Vicent Marimon se lo impidió.
– No, no es eso -con delicadeza, apartó las manos del empresario de la maleta-. Tenéis que comprender que no nos ofrecen una maleta como ésta todos los días.
– ¿Los tenemos que devolver, aunque sea sin intereses? -preguntó Petit.
– No -respondió Oriol con firmeza.
– Pero… es que este dinero, esta cantidad, nos obliga moralmente a estar en deuda.
– Ninguna obligación, ni moral ni de cualquier otro tipo -repitió Oriol.
– Mirad -Petit se levantó-, no tengo ninguna experiencia con donaciones -le pareció demasiado fuerte decir «maletas»- y desconozco lo que se debe hacer en estos casos.
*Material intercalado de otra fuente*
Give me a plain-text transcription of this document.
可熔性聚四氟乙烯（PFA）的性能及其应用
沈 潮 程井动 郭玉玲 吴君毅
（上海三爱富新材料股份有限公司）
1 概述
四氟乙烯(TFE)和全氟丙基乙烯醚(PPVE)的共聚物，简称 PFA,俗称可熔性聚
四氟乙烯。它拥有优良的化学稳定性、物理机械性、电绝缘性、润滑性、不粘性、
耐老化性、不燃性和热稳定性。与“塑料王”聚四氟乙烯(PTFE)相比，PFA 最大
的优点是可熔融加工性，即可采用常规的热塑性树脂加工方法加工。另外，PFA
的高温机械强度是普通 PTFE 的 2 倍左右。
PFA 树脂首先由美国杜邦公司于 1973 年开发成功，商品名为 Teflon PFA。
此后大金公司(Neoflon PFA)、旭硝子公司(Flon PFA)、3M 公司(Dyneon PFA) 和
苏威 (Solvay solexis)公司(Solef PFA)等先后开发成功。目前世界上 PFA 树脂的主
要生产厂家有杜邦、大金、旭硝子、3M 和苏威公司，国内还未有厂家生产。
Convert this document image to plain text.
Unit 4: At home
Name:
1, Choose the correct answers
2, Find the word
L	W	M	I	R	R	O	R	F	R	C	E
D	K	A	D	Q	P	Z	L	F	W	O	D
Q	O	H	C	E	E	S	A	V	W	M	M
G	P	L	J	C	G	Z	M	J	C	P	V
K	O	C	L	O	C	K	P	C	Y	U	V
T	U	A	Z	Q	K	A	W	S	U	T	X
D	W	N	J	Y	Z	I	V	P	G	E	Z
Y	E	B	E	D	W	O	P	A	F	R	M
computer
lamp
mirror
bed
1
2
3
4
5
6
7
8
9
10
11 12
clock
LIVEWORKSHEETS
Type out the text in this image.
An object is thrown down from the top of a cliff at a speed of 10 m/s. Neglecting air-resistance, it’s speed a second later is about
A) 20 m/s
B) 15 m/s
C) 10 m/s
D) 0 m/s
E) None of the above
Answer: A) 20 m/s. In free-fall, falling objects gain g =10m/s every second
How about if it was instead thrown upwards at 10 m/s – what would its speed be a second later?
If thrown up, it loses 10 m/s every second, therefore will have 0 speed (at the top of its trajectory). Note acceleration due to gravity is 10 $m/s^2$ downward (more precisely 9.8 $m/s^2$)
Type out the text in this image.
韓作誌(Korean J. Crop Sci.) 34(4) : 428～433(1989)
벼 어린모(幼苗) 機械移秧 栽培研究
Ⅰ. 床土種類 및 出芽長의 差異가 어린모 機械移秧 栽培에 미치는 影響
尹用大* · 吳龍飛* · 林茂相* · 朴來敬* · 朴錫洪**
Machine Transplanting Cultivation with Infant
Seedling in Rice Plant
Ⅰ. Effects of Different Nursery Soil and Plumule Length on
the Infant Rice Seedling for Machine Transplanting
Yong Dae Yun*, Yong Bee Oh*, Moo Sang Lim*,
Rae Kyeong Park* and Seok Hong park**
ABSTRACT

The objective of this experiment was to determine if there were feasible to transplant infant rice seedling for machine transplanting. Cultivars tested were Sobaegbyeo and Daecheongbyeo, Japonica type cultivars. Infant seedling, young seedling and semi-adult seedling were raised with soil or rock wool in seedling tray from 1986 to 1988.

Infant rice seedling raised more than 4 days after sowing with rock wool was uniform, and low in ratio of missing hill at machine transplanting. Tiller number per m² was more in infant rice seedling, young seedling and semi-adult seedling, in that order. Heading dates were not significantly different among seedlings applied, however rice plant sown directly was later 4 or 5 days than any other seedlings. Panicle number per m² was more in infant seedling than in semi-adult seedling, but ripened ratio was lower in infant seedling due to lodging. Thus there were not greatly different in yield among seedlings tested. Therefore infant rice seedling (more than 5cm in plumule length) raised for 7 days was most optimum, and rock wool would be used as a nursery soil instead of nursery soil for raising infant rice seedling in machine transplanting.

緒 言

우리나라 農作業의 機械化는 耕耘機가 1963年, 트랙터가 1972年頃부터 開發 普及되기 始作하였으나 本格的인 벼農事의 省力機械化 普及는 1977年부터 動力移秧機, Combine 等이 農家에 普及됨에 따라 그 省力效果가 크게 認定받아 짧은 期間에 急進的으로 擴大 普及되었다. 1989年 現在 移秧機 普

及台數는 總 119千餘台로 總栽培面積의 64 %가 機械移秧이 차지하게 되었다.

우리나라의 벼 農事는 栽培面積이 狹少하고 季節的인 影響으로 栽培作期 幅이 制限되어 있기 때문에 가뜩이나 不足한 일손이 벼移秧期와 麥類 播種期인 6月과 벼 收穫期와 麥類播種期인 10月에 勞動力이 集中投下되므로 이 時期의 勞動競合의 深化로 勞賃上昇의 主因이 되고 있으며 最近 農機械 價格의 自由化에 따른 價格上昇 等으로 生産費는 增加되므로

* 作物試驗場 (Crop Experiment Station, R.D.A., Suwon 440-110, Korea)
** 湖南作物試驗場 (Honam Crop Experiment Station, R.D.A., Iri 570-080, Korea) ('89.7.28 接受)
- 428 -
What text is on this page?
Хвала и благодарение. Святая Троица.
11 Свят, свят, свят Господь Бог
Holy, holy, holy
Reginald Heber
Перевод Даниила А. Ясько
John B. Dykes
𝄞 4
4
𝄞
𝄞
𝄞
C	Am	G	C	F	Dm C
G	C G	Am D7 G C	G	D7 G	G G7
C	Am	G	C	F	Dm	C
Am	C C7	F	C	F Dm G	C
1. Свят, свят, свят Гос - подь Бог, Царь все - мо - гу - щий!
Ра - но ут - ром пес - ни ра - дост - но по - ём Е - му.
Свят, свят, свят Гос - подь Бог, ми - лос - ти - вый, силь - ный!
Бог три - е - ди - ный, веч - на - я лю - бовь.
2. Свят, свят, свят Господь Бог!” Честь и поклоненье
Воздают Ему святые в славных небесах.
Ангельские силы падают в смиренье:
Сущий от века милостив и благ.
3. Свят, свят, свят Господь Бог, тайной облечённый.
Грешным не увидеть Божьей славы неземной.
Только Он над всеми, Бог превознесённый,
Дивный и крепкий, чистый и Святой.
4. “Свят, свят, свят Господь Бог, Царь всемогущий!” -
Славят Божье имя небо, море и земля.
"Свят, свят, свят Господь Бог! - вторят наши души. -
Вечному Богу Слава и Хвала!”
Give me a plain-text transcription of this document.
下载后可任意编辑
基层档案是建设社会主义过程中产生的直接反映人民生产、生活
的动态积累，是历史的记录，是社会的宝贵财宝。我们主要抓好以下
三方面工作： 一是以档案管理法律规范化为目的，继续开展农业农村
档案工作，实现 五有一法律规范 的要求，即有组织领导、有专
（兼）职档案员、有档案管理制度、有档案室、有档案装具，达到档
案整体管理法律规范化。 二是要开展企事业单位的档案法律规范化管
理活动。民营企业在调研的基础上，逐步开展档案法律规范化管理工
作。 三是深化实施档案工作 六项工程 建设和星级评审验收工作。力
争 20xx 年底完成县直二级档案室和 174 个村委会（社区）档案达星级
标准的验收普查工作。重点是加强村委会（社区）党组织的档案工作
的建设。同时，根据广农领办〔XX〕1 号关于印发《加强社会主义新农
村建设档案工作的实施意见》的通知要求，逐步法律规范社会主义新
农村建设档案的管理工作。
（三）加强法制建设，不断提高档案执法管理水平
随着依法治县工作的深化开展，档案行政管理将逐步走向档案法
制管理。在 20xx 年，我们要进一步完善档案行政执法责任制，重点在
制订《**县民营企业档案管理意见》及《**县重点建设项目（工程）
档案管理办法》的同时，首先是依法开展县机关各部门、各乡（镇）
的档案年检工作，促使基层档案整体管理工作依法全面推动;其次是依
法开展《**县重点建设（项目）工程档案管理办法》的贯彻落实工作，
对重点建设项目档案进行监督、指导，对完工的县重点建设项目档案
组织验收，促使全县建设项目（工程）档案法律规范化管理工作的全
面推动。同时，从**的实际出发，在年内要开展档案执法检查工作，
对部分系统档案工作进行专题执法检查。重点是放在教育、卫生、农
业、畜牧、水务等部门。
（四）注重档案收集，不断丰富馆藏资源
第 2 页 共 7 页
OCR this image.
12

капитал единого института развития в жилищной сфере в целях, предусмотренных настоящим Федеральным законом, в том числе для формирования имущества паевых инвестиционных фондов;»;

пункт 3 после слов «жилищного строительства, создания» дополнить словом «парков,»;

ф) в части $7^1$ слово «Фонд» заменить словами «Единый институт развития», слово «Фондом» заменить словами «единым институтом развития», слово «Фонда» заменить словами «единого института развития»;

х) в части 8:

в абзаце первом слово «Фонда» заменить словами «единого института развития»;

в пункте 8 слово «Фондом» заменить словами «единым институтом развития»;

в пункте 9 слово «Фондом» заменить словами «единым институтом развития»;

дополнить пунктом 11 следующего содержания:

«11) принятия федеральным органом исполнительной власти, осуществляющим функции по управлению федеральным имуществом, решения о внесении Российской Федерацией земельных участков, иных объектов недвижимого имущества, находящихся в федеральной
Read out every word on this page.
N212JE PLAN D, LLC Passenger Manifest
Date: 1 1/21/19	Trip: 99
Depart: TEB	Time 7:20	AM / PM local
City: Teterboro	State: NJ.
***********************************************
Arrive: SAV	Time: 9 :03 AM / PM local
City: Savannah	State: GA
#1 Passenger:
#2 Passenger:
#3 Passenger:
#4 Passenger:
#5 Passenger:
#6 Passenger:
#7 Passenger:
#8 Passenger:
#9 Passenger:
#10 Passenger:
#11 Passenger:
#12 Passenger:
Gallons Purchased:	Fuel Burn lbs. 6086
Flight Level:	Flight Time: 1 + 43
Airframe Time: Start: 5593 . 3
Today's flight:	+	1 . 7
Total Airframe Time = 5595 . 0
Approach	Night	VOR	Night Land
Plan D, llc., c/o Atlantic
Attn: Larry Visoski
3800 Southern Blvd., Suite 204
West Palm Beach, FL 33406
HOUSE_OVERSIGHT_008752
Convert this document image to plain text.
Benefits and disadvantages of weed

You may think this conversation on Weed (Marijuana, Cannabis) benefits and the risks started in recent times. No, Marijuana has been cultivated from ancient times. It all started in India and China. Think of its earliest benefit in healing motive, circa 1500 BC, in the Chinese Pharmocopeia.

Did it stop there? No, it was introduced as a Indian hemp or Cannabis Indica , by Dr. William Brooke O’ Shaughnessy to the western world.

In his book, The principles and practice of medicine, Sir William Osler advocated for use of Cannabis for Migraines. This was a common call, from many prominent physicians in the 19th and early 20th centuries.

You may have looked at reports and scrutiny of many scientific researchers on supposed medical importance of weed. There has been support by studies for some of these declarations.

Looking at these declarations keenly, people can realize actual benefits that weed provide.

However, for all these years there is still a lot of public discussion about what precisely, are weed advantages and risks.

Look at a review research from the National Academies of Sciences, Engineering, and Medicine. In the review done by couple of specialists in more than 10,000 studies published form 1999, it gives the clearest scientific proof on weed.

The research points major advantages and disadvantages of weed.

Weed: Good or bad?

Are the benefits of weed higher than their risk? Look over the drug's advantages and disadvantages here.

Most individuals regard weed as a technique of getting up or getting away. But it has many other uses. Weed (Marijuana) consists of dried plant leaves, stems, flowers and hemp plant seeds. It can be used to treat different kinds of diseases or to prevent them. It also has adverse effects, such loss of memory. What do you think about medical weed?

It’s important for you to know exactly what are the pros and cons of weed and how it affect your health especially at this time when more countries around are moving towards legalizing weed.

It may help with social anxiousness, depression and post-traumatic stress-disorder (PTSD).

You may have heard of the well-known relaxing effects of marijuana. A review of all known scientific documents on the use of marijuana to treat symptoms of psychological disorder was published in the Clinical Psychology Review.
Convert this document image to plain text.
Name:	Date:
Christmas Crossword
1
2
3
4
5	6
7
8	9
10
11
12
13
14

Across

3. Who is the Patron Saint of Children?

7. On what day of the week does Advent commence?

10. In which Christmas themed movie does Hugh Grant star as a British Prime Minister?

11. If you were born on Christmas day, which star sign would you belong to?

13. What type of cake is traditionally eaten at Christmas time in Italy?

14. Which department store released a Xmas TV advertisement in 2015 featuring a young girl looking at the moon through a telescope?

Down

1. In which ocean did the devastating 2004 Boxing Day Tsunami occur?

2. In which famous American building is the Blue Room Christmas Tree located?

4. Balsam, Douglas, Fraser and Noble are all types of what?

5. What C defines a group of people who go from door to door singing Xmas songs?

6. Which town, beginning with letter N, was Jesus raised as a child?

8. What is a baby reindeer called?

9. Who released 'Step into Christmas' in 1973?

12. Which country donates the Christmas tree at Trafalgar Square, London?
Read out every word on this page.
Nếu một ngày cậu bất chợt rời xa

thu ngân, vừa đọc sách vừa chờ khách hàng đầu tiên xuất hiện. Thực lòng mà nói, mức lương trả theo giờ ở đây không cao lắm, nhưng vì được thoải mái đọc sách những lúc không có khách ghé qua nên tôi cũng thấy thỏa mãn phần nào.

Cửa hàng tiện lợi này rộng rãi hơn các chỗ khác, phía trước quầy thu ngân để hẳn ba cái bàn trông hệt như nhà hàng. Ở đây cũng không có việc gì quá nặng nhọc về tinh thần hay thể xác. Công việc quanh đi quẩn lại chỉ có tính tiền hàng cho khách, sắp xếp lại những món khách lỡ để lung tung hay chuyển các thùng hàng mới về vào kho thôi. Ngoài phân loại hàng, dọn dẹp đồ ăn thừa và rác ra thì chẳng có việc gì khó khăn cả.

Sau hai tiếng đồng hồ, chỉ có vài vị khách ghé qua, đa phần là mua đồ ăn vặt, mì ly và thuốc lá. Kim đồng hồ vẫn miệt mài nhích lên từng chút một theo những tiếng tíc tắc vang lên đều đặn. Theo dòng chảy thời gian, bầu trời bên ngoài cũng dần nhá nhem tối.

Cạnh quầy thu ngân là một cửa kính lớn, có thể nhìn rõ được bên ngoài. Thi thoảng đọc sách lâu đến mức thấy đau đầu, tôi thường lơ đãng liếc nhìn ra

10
Pero me cuesta creer (por mucho que tú, Joan, seas un valencianista convencido y te sobre el dinero) que no tengamos la necesidad de devolver el favor. ¿Qué pasará, por ejemplo, el día que una de vuestras empresas participe en cualquier subasta en alguna de las poblaciones en donde mandamos o decidimos?
– Pues que tendréis que elegir la mejor oferta -dijo Oriol con absoluta naturalidad.
– ¿Así de fácil? ¿No recibiremos una llamada recordándonos los cuatrocientos millones?
– Escucha, Francesc -dijo Oriol, sabedor de que una maleta con aquel contenido no se olvida-, en el caso de que quisiéramos que nos devolvierais el favor, si no queréis no podríamos demostrar que os hemos dado el dinero.